What do you understand by price control?
Government intervention can alter market outcomes in the following two ways, whereby it can influence the price at which commodities are bought and sold—
- It can change the equilibrium price by altering the demand on supply.
- It can use the law and enact legislation that regulates the price.
This is also called Price Control. This simply means that prices are influenced or controlled by laws, rather than by market forces.
One such form of price control is maximum price legislation. This is often known as price ceilings in which the government sets maximum permissible prices that the producers may legally charge. If the ceiling is set above the equilibrium price, then it has no effect, since the equilibrium remains attainable. If however, the ceiling is set below the equilibrium price, it determines the price in which case the ceiling is said to be binding. This results in excess demand black-market pricing as is shown in the above diagram.
If a price ceiling is set at P1, the quantity demanded will rise to q1 quantity supplied will fall to q2. Quantity actually exchange will be q2.
Excess demand is q1 — q2 This would result in black marketing. B marketeers would buy q2 at the controlled price of P1 and sell at the price P2, earning the profits shown by the shaded areas in the above diagram.
Agricultural Stabilization Program: Since agricultural production is subjected to the vagaries of nature, there have been significant fluctuations in the crop production during the year which in turn lead to wide fluctuations in the prices and incomes of the farmers.
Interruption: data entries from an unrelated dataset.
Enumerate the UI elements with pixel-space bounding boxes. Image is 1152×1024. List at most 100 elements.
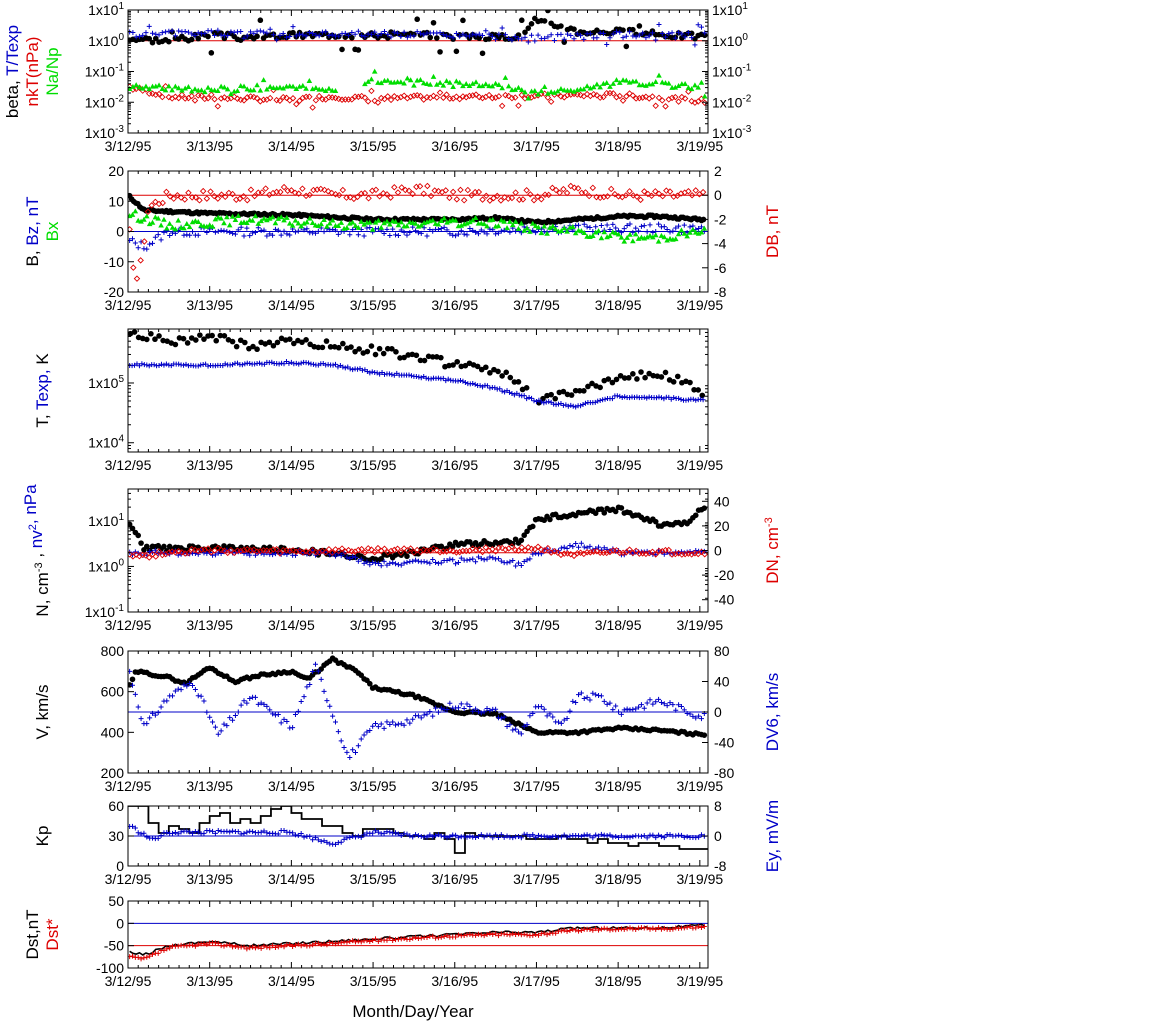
ey-point [501, 834, 507, 840]
right-axis-label: DV6, km/s [763, 673, 782, 751]
ey-point [178, 829, 184, 835]
dst--point [192, 943, 198, 949]
dv6-point [630, 706, 636, 712]
bx-point [618, 234, 625, 240]
na-np-point [175, 85, 182, 91]
ey-point [244, 829, 250, 835]
na-np-point [532, 88, 538, 94]
na-np-point [371, 68, 378, 74]
dn-point [567, 550, 574, 558]
bx-point [264, 217, 270, 223]
t-point [372, 351, 379, 358]
bx-point [318, 221, 324, 227]
dst--point [521, 931, 527, 937]
dv6-point [327, 703, 333, 709]
nv2-point [464, 557, 470, 563]
bx-point [644, 234, 650, 240]
beta-point [257, 17, 264, 24]
db-point [218, 191, 225, 198]
dn-point [482, 544, 490, 551]
ey-point [535, 832, 541, 838]
bx-point [572, 230, 579, 236]
bz-point [224, 228, 230, 234]
ey-point [287, 829, 293, 835]
t-texp-point [617, 29, 623, 35]
ey-point [527, 833, 533, 839]
ey-point [281, 828, 287, 834]
y-tick-label: 20 [108, 163, 124, 179]
beta-point [453, 48, 460, 55]
db-point [589, 184, 597, 192]
db-point [288, 187, 295, 194]
dn-point [479, 548, 486, 556]
na-np-point [368, 76, 375, 82]
db-point [372, 186, 380, 194]
dv6-point [681, 707, 687, 713]
nv2-point [270, 552, 276, 558]
bz-point [638, 223, 644, 229]
na-np-point [420, 80, 427, 86]
y-tick-label: -20 [104, 284, 124, 300]
dv6-point [235, 709, 241, 715]
bz-point [172, 230, 178, 236]
bx-point [261, 215, 267, 221]
t-texp-point [313, 32, 319, 38]
x-tick-label: 3/18/95 [595, 973, 642, 989]
dv6-point [473, 706, 479, 712]
texp-point [600, 397, 606, 403]
nv2-point [410, 558, 416, 564]
t-point [474, 363, 481, 370]
bz-point [418, 230, 424, 236]
texp-point [279, 360, 285, 366]
beta-point [528, 20, 535, 27]
texp-point [457, 377, 463, 383]
bz-point [364, 225, 370, 231]
t-texp-point [241, 35, 247, 41]
dst--point [353, 939, 359, 945]
bz-point [484, 231, 490, 237]
dst--point [696, 923, 702, 929]
dv6-point [647, 697, 653, 703]
t-point [454, 358, 461, 365]
dst--point [301, 942, 307, 948]
t-texp-point [283, 34, 289, 40]
dst--point [327, 939, 333, 945]
dst--point [576, 928, 582, 934]
texp-point [580, 402, 586, 408]
t-point [376, 345, 383, 352]
dn-point [665, 546, 673, 554]
dst--point [598, 926, 604, 932]
dst--point [161, 947, 167, 953]
bx-point [269, 214, 276, 220]
dn-point [544, 544, 552, 552]
t-point [315, 344, 322, 351]
ey-point [495, 835, 501, 841]
t-texp-point [212, 33, 218, 39]
nkt-npa--point [159, 93, 166, 101]
nv2-point [444, 558, 450, 564]
nkt-npa--point [381, 95, 388, 103]
n-point [524, 528, 530, 535]
texp-point [428, 376, 434, 382]
na-np-point [143, 83, 149, 89]
dst--point [684, 924, 690, 930]
bx-point [561, 225, 568, 231]
dv6-point [398, 721, 404, 727]
nv2-point [504, 560, 510, 566]
na-np-point [499, 85, 505, 91]
texp-point [269, 359, 275, 365]
bz-point [413, 228, 419, 234]
ey-point [656, 832, 662, 838]
bx-point [169, 224, 176, 230]
dst--point [129, 953, 135, 959]
ey-point [387, 829, 393, 835]
beta-point [208, 50, 215, 56]
beta-point [149, 39, 156, 46]
t-texp-point [267, 26, 273, 32]
dv6-point [261, 701, 267, 707]
dv6-point [192, 686, 198, 692]
ey-point [295, 832, 301, 838]
na-np-point [218, 83, 224, 89]
t-texp-point [189, 31, 195, 37]
dn-point [332, 546, 339, 553]
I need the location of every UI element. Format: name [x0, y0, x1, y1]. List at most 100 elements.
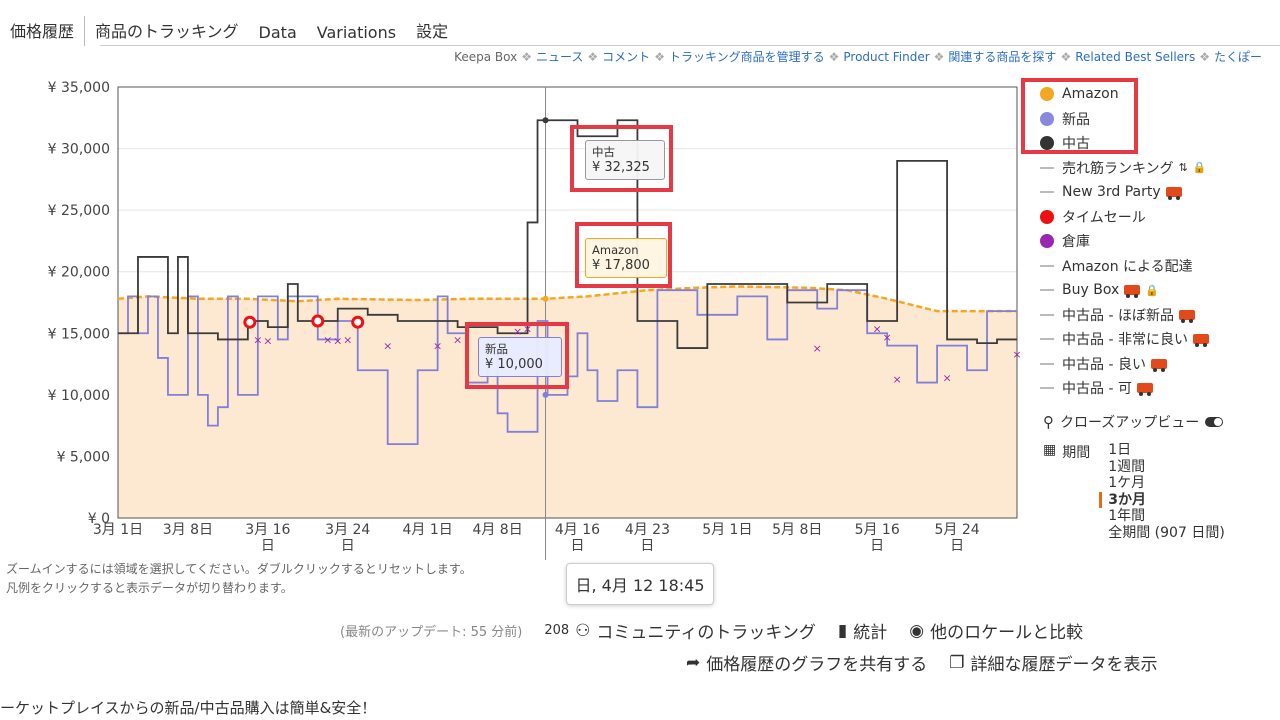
x-tick-label: 4月 23	[625, 522, 670, 538]
bar-chart-icon: ▮	[837, 620, 848, 641]
statistics-link[interactable]: 統計	[853, 623, 888, 643]
period-option[interactable]: 1日	[1108, 442, 1132, 458]
legend-item[interactable]: 中古品 - ほぼ新品	[1040, 303, 1209, 328]
tooltip-new-highlight	[465, 322, 569, 389]
period-option[interactable]: 1年間	[1108, 508, 1146, 524]
subnav-separator-icon: ❖	[587, 50, 599, 64]
legend-label: Amazon による配達	[1062, 258, 1193, 275]
legend-hint: 凡例をクリックすると表示データが切り替わります。	[6, 581, 293, 595]
community-tracking-link[interactable]: コミュニティのトラッキング	[596, 623, 816, 643]
legend-item[interactable]: Amazon による配達	[1040, 254, 1209, 279]
y-tick-label: ¥ 30,000	[48, 142, 110, 158]
subnav-item[interactable]: トラッキング商品を管理する	[668, 50, 825, 64]
tab-bar: 価格履歴 商品のトラッキング Data Variations 設定	[0, 16, 458, 46]
period-option[interactable]: 1週間	[1108, 458, 1146, 475]
warehouse-marker: ×	[323, 333, 332, 346]
subnav-item[interactable]: Related Best Sellers	[1075, 50, 1196, 64]
legend-item[interactable]: 中古品 - 可	[1040, 376, 1209, 401]
footer-actions-2: ➦ 価格履歴のグラフを共有する ❐ 詳細な履歴データを表示	[680, 650, 1158, 676]
hover-time-label: 日, 4月 12 18:45	[566, 563, 714, 605]
subnav-separator-icon: ❖	[933, 50, 945, 64]
subnav-item[interactable]: たくぽー	[1213, 50, 1262, 64]
x-tick-label: 3月 8日	[163, 522, 213, 538]
legend-highlight-box	[1021, 78, 1138, 154]
closeup-view-toggle[interactable]: ⚲ クローズアップビュー	[1043, 412, 1224, 432]
truck-icon	[1192, 334, 1209, 348]
warehouse-marker: ×	[813, 342, 822, 355]
truck-icon	[1178, 309, 1195, 323]
x-tick-label: 5月 24	[934, 522, 979, 538]
legend-dot-icon	[1040, 111, 1054, 126]
subnav-item[interactable]: ニュース	[536, 50, 584, 64]
search-icon: ⚲	[1043, 413, 1054, 431]
tab-data[interactable]: Data	[258, 23, 297, 42]
legend-item[interactable]: New 3rd Party	[1040, 180, 1209, 205]
tab-settings[interactable]: 設定	[416, 22, 449, 41]
warehouse-marker: ×	[942, 372, 951, 385]
period-option[interactable]: 全期間 (907 日間)	[1108, 524, 1225, 541]
x-tick-sublabel: 日	[261, 538, 275, 554]
legend-item[interactable]: 中古	[1040, 131, 1209, 156]
legend-label: 中古品 - ほぼ新品	[1062, 307, 1174, 324]
legend-dot-icon	[1040, 136, 1054, 151]
lock-icon: 🔒	[1145, 283, 1159, 297]
tooltip-amazon-value: ¥ 17,800	[592, 258, 650, 273]
tooltip-new-value: ¥ 10,000	[485, 357, 543, 372]
tooltip-used-label: 中古	[592, 145, 615, 159]
tooltip-new: 新品 ¥ 10,000	[478, 337, 562, 377]
tooltip-amazon-label: Amazon	[592, 243, 639, 257]
legend-dot-icon	[1040, 87, 1054, 102]
legend-dash-icon	[1040, 362, 1054, 365]
legend-item[interactable]: タイムセール	[1040, 205, 1209, 230]
community-count: 208	[544, 623, 570, 638]
legend-label: 新品	[1062, 111, 1090, 128]
warehouse-marker: ×	[263, 335, 272, 348]
price-history-chart[interactable]: ¥ 0 ¥ 5,000 ¥ 10,000 ¥ 15,000 ¥ 20,000 ¥ 25,0…	[0, 0, 1040, 560]
x-tick-sublabel: 日	[570, 538, 584, 554]
closeup-label: クローズアップビュー	[1060, 415, 1200, 431]
legend-item[interactable]: 新品	[1040, 107, 1209, 132]
x-tick-sublabel: 日	[870, 538, 884, 554]
legend-item[interactable]: 中古品 - 非常に良い	[1040, 327, 1209, 352]
subnav-item[interactable]: 関連する商品を探す	[948, 50, 1057, 64]
tab-variations[interactable]: Variations	[316, 23, 397, 42]
subnav-item[interactable]: Keepa Box	[454, 50, 518, 64]
x-tick-label: 5月 1日	[702, 522, 752, 538]
detailed-history-link[interactable]: 詳細な履歴データを表示	[970, 655, 1158, 675]
subnav-item[interactable]: Product Finder	[843, 50, 930, 64]
legend-item[interactable]: 倉庫	[1040, 229, 1209, 254]
subnav-item[interactable]: コメント	[602, 50, 651, 64]
tab-product-tracking[interactable]: 商品のトラッキング	[95, 22, 239, 41]
period-option[interactable]: 1ケ月	[1108, 475, 1146, 491]
toggle-switch-icon[interactable]	[1205, 417, 1224, 427]
warehouse-marker: ×	[453, 333, 462, 346]
share-graph-link[interactable]: 価格履歴のグラフを共有する	[706, 655, 928, 675]
x-tick-label: 3月 16	[245, 522, 290, 538]
legend-dash-icon	[1040, 166, 1054, 169]
legend-item[interactable]: 中古品 - 良い	[1040, 352, 1209, 377]
tooltip-used-highlight	[570, 125, 673, 192]
x-tick-sublabel: 日	[341, 538, 355, 554]
tab-price-history[interactable]: 価格履歴	[0, 16, 86, 46]
subnav-separator-icon: ❖	[1199, 50, 1210, 64]
y-tick-label: ¥ 15,000	[48, 326, 110, 342]
period-option[interactable]: 3か月	[1099, 491, 1225, 508]
hover-point	[542, 117, 549, 124]
period-selector: ▦ 期間 1日 1週間 1ケ月 3か月 1年間 全期間 (907 日間)	[1043, 442, 1225, 541]
zoom-hint: ズームインするには領域を選択してください。ダブルクリックするとリセットします。	[6, 562, 472, 576]
tooltip-new-label: 新品	[485, 342, 508, 356]
subnav-separator-icon: ❖	[654, 50, 665, 64]
chart-legend: Amazon 新品中古 売れ筋ランキング ⇅ 🔒 New 3rd Party タイムセール倉…	[1040, 82, 1209, 401]
legend-label: New 3rd Party	[1062, 184, 1161, 201]
compare-locales-link[interactable]: 他のロケールと比較	[930, 623, 1084, 643]
legend-item[interactable]: Amazon	[1040, 82, 1209, 107]
legend-dot-icon	[1040, 209, 1054, 224]
legend-item[interactable]: 売れ筋ランキング ⇅ 🔒	[1040, 156, 1209, 181]
legend-label: 倉庫	[1062, 234, 1090, 251]
warehouse-marker: ×	[253, 333, 262, 346]
legend-dash-icon	[1040, 338, 1054, 341]
subnav-separator-icon: ❖	[1060, 50, 1072, 64]
warehouse-marker: ×	[893, 373, 902, 386]
y-tick-label: ¥ 25,000	[48, 203, 110, 219]
legend-item[interactable]: Buy Box 🔒	[1040, 278, 1209, 303]
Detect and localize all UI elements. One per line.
These effects are more pronounced because farm products often have inelastic demands. Therefore, the government intervenes in agricultural markets to reduce price fluctuations and stabilize producers income. This is called Agricultural Stabilization Program by appropriate government intervention. This may be shown with the help of the following diagram:
Here, DD is the demand curve, SS is the planned supply curve, OP1 is the equilibrium price and OQ1 is the equilibrium output. However, actual production fluctuates between Q2 and Q3 because of variations in weather. These fluctuations cause the free-market price to fluctuate between
P2 and P3, To stabilize income, any given output must be sold at a price which is determined by drawing a D1D1 curve of unit elasticity (η = 1).
This curve is a rectangular hyperbola which has a property that area under this curve is constant for all combinations of P and Q. So that it gives equal income (P x Q) at all points. When production is q3(say due to number harvest), then the market price must be held at P5(determined from D1D1 with η = 1) if income is to be unchanged. But at market price P5, the public desire to buy only Q5 and the government must buy up the remaining production, Q3— Q5 and add it to its stocks. Farmers income will be P5 X Q3 (given by the rectangular hyperbola demand curve D1D1) which is equal to P1 x Q1.
When production = Q2, price must be allowed to rise to P4. But at prick P4, the public desires to buy Q4, so the government must sell Q4— Q2 out of its stock. The farmers incomes again stabilized as the area P4Q2 = the area P1Q1. Hence appropriate government intervention in agricultural markets can reduce price fluctuations and stabilize producers revenue.